Здесь же, своим, Гривас говорил про другое.
— Там в воздухе веет революцией. Не такой, как у нас — «бежит матрос, бежит солдат, стреляет на ходу», — а настоящей, в мозгах и сердцах. Как будто новая порода людей… нет, даже не порода, а новый подвид homo sapiens вдруг появился.
Гривас был серьезен, что с ним случалось нечасто. Обычно он насмешливо щурился, кривил рот под гоголевскими усами, беспрестанно ёрничал.
— Что самое мерзкое в нашем союзе нерушимом республик свободных, где так вольно дышит человек? Хамство, ощетиненность, агрессия. Любят только своих, все чужие вызывают настороженность. А в коммунах хиппи, по которым меня возил Алан, любят всех — априорно, без разбора.

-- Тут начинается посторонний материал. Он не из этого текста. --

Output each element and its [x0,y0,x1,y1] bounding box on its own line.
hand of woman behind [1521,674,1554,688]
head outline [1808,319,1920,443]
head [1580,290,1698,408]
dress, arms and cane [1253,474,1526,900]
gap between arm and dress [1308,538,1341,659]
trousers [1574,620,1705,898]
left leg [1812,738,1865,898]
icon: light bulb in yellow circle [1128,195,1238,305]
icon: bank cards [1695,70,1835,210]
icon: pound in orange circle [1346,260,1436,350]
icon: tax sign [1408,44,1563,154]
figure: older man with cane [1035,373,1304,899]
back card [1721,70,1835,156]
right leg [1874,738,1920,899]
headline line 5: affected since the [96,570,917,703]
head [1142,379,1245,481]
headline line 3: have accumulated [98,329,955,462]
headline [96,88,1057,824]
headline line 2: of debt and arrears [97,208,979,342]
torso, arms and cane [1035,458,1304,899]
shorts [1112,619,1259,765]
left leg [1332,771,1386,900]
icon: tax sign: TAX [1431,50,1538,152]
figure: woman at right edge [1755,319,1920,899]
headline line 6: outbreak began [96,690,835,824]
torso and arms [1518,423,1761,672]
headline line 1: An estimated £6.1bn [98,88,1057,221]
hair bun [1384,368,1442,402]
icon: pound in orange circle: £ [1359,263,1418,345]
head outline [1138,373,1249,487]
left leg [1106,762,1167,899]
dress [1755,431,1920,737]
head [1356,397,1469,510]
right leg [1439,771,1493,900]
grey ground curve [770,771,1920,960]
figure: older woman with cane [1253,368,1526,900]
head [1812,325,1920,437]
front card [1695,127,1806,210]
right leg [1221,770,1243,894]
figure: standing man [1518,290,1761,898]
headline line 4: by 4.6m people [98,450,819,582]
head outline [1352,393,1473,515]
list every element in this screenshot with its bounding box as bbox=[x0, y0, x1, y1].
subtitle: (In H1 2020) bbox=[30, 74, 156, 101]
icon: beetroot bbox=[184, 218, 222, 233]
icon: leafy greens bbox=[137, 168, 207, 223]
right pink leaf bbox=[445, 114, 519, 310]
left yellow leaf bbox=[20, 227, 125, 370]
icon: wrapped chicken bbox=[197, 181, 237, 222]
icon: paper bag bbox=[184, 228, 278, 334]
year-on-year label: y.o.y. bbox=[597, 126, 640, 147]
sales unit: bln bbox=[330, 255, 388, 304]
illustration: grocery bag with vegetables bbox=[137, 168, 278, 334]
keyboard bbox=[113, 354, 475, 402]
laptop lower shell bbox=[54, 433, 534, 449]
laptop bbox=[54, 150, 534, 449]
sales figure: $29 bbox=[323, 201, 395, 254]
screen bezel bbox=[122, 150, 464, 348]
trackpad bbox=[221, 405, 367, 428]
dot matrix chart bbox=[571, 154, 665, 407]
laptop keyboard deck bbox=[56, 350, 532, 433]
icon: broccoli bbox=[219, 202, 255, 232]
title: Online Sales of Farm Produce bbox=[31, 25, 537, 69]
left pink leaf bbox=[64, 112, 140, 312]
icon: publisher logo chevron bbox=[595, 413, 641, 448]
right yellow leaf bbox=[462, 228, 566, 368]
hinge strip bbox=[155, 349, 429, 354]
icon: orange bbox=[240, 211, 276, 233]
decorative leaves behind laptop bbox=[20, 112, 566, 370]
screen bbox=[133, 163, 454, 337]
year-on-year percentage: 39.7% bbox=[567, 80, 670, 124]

Видят первый раз в жизни, и готовы принять, обнять, всем поделиться. Если ты оказался скотиной — тогда, конечно, отворачиваются. Но всем правит презумпция невиновности. Пока не доказано, что ты сволочь — ты друг, товарищ и брат. Это моторней всякого толстовства. Потому что никто не нудит, не проповедует, не лезет в душу. А главное, всё в кайф. Кругом только молодые, прикольные, легкие. Маленько прикумаренные от марихуаны, но она не тяжелит и не вызверяет, как водка, а наоборот, подкидывает в воздух, наполняет любовью ко всему миру и всем людям.
— Покурил? — спросил кто-то с завистью.
— Под 225-ую подводишь, начальник? — цыкнул воображаемой фиксой Гривас. — А свидетели у тебя есть?
Все засмеялись.
— Про сексуальную революции расскажи, — попросила брюнетка с несколько лошадиным лицом, одетая в мешковатую хламиду. Наверное, какая-нибудь художница. Марат ее видел впервые. Руки некрасивые, с костлявыми пальцами и хищными красными ногтями.